You were born in autumn and so, naturally, hate spring. The scent of blackwood showering pollen. The air licked with gold where the buzzing of the bees deepens. The sudden opacity of it all. You run. Run away. Away from the visible and from the invisible. With the pollen clinging to your skin, the sun striking and the darkness beneath your feet settling, you are a living phobia. A fear of no consequence. Yet as eons pass in one beat of the heart, you hear the rustle under the trees.

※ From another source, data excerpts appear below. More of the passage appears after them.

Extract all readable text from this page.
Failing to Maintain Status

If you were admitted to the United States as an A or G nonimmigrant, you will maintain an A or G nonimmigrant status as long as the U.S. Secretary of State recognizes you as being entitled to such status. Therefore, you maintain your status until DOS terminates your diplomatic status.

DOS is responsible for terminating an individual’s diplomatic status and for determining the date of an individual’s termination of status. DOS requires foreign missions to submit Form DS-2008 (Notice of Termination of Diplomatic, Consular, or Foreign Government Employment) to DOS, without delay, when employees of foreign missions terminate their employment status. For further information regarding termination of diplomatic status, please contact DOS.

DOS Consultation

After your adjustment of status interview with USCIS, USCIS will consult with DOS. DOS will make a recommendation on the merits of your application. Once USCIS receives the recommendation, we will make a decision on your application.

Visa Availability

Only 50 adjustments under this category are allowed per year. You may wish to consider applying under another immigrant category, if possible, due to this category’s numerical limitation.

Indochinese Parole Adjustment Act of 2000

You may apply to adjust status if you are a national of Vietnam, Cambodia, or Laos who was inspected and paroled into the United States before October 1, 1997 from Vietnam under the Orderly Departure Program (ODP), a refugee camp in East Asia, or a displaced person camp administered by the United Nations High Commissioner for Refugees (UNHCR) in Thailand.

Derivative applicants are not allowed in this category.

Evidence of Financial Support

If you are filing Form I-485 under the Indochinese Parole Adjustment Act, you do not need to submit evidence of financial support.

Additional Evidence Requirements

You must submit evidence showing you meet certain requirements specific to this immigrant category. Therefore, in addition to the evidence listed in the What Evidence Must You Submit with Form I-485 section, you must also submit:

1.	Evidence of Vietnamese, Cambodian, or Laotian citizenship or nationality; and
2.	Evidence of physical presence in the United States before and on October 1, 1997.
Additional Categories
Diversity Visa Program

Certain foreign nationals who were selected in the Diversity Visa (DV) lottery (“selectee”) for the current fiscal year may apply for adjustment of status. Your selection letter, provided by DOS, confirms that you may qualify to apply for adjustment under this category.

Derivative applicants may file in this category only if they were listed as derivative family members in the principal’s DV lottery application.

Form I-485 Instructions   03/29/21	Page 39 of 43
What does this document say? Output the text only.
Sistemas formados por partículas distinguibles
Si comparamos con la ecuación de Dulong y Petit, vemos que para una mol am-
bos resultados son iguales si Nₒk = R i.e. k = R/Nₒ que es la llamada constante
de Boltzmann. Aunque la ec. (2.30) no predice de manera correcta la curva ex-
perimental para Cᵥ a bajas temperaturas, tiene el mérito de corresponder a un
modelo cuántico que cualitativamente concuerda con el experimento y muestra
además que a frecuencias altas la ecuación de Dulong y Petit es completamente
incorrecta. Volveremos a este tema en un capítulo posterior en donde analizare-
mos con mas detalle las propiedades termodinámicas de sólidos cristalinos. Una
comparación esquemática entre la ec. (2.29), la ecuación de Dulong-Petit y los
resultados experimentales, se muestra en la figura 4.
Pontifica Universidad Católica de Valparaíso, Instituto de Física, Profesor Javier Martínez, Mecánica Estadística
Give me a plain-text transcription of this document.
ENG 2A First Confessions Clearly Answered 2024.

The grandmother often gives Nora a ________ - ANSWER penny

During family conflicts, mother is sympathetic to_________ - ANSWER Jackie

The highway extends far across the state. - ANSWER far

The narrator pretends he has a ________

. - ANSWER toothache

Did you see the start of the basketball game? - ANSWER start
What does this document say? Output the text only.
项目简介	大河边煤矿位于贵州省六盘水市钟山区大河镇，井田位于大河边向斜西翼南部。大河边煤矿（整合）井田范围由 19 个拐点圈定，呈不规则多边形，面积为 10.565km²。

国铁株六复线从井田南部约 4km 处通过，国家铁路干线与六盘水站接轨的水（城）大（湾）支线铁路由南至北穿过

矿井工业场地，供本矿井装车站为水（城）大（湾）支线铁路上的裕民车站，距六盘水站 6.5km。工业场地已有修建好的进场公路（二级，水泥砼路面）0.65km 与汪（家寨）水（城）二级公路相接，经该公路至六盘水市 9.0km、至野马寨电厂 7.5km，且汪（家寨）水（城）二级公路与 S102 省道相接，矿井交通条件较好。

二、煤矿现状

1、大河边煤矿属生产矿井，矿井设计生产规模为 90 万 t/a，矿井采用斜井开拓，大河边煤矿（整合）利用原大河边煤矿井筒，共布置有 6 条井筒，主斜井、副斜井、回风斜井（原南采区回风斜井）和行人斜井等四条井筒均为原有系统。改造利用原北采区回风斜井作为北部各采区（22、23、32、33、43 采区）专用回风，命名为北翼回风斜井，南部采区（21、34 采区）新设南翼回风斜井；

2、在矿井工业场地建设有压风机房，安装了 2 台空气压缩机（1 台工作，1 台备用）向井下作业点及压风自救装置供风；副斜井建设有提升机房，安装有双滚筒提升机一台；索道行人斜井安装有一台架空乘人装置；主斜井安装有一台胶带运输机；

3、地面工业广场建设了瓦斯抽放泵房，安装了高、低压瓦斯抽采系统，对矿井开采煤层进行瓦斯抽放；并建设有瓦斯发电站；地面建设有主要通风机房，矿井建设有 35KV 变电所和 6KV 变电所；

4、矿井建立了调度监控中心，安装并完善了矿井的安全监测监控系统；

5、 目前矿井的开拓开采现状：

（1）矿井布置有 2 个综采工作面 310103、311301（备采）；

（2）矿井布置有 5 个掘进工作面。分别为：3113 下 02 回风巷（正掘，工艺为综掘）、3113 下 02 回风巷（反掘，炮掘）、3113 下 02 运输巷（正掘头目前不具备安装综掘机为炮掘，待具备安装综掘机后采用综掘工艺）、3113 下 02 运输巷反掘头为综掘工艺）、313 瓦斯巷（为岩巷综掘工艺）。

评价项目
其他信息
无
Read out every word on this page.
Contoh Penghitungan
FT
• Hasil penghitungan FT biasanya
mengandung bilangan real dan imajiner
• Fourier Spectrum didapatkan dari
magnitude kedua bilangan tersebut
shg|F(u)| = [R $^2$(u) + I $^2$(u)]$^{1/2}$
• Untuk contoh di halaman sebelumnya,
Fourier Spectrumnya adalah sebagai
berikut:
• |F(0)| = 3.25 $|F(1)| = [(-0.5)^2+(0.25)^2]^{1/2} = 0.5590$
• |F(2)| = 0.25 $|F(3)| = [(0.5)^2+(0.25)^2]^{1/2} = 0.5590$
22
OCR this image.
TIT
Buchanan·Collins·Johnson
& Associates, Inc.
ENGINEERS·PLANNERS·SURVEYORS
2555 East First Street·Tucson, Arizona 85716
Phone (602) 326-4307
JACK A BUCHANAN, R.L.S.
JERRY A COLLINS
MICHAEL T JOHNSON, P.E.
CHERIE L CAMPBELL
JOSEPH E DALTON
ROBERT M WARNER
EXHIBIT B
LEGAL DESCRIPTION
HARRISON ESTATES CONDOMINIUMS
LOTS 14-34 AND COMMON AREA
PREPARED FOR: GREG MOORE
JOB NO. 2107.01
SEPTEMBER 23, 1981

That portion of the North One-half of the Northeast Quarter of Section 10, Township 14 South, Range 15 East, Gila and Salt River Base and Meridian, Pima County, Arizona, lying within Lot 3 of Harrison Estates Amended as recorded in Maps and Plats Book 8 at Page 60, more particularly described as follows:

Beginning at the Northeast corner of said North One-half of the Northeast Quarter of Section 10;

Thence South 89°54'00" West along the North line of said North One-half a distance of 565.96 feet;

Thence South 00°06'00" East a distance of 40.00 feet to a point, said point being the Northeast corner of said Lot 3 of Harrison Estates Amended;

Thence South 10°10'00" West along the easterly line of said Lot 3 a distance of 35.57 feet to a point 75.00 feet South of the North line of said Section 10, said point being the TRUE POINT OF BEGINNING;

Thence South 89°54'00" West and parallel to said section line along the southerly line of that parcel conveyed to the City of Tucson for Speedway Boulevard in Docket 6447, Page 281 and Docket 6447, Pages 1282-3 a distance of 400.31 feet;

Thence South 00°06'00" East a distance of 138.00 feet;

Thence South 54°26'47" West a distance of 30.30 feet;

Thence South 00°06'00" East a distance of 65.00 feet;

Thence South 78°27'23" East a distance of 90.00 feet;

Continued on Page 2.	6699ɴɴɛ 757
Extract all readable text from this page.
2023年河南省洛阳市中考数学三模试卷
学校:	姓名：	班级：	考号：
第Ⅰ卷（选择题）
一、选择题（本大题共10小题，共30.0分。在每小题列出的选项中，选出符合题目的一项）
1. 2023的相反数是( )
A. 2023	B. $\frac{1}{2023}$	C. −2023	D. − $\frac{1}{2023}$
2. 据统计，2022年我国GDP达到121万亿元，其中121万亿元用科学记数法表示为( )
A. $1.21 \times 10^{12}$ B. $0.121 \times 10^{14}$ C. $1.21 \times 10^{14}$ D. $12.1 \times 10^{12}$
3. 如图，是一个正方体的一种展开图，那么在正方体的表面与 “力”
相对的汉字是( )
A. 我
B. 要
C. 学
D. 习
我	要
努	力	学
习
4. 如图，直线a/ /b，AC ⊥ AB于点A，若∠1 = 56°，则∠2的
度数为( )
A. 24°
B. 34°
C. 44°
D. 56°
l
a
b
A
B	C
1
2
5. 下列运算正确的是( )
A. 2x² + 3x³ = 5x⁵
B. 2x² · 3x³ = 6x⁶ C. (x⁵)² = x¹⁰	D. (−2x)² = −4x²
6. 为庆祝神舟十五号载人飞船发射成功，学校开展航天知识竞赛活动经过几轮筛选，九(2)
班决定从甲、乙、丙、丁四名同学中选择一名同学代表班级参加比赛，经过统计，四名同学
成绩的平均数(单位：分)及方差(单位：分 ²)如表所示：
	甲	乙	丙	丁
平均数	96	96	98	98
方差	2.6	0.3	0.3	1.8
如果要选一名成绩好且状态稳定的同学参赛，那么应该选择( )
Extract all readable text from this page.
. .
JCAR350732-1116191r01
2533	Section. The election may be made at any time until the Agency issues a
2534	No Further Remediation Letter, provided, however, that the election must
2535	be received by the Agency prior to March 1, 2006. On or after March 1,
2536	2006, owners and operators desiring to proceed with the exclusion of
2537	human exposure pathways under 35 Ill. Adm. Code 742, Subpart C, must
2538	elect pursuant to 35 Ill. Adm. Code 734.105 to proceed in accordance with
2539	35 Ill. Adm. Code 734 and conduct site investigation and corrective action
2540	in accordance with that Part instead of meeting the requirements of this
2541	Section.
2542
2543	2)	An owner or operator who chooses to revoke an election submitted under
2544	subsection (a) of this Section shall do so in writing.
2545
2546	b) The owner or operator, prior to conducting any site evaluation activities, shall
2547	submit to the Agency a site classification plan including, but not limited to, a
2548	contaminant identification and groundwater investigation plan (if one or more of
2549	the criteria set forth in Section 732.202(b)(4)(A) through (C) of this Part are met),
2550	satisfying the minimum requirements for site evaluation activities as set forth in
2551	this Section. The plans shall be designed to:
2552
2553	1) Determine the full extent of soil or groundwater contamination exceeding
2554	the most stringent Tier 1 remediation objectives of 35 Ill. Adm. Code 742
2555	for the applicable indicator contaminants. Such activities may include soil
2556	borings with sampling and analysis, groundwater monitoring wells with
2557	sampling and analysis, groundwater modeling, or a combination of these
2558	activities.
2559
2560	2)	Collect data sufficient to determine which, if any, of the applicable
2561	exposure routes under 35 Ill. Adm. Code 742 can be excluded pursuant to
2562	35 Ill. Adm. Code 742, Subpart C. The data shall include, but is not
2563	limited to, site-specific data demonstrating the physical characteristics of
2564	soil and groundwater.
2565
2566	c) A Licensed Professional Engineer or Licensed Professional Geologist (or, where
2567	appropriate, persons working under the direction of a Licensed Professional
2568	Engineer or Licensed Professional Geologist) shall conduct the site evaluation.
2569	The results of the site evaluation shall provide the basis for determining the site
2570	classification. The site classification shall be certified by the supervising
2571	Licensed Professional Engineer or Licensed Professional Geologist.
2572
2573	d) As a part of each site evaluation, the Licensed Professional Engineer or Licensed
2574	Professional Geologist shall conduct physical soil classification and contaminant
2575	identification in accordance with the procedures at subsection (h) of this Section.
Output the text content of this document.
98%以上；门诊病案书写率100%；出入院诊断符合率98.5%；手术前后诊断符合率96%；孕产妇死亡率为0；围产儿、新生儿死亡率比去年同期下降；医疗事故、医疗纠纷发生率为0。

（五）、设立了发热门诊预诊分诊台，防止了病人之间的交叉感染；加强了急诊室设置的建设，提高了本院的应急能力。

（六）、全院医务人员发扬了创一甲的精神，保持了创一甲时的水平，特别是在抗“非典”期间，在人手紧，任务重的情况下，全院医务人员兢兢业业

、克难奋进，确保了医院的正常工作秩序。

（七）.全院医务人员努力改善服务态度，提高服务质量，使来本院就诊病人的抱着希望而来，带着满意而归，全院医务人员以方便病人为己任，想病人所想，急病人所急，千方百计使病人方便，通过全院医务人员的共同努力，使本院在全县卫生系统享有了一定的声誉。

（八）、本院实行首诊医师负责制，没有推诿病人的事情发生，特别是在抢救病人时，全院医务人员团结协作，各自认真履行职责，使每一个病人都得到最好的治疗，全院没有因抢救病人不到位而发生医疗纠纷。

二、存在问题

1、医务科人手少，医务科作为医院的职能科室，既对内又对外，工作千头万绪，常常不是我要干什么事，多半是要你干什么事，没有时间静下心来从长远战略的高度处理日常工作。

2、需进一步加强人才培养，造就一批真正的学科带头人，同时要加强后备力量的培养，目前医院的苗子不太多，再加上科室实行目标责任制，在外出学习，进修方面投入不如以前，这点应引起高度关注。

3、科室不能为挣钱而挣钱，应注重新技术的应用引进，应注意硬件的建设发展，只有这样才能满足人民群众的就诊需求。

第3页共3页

Taste the bite of death.

  She steals at dawn

  to a place of memory, a beloved place she can enter her stories. The way her fingers pad on the keyboard. The rush that sweeps through her body arrives her at an intersection where mind and fingertip are one. She needs practice sleeping in a little, her lover’s breath heartfelt on her earlobe. But she runs when she can, to a play-filled memory enriched with mannequins she can chase, surreal encounters on red rock bicycles, oh, how she soars.

  * * *

  She feels adrift, like an autumn moth flapping its dusty wings until it rests on your windowpane on the far side of the world. Says there is no rhyme nor reason nor even any explanation for being. Sky pied, almost as perfect as the horse she used to ride. As for turbulence, the sky is cloudless; the writing not exactly cloudy, but cloud-gathering. Now it’s raining streams of light on red rock bicycles.

  Let it play out

  She wonders at the misjudgment of facts, the hybrid of the unknowing and the uncanny. Looking at the artist and his painting of the death mask, there is notable difference between a brief and a summons. In, out, who commissioned the sketch and to what detail of artwork? Out, in, beyond interrogating the plastic cast disunited from the corpse, how to discern confidence in an artist’s perception? The plan is to keep silent, let it canvas out. Or perhaps to issue a bordering statement that is a responsible thing, or to conclude it’s an illustration that is simply a hoax.

  * * *

  It is a hoax. All art is. We deceive ourselves, sometimes all the better to tell the truth, but deep down we fabulate, fabricate, counterfeit—lie about our deepest desires. As should be. I’ve just picked figs from the tree and painted them, knowing full well it’s plagiarism in the history of art. Now I’m going to stew them, French style: Flambé Figs. Peel them carefully (12 of them). Put them in a heavy-based frying pan. Add 3 tablespoons of curaçao and the same amount of brandy. Sauté them over low heat until the figs take on the color of the painting. Prick them gently. Set them alight and shake the pan until your flame dies. Serve them warm with whipped cream. Sprinkle them with hoax dream powder. Enjoy!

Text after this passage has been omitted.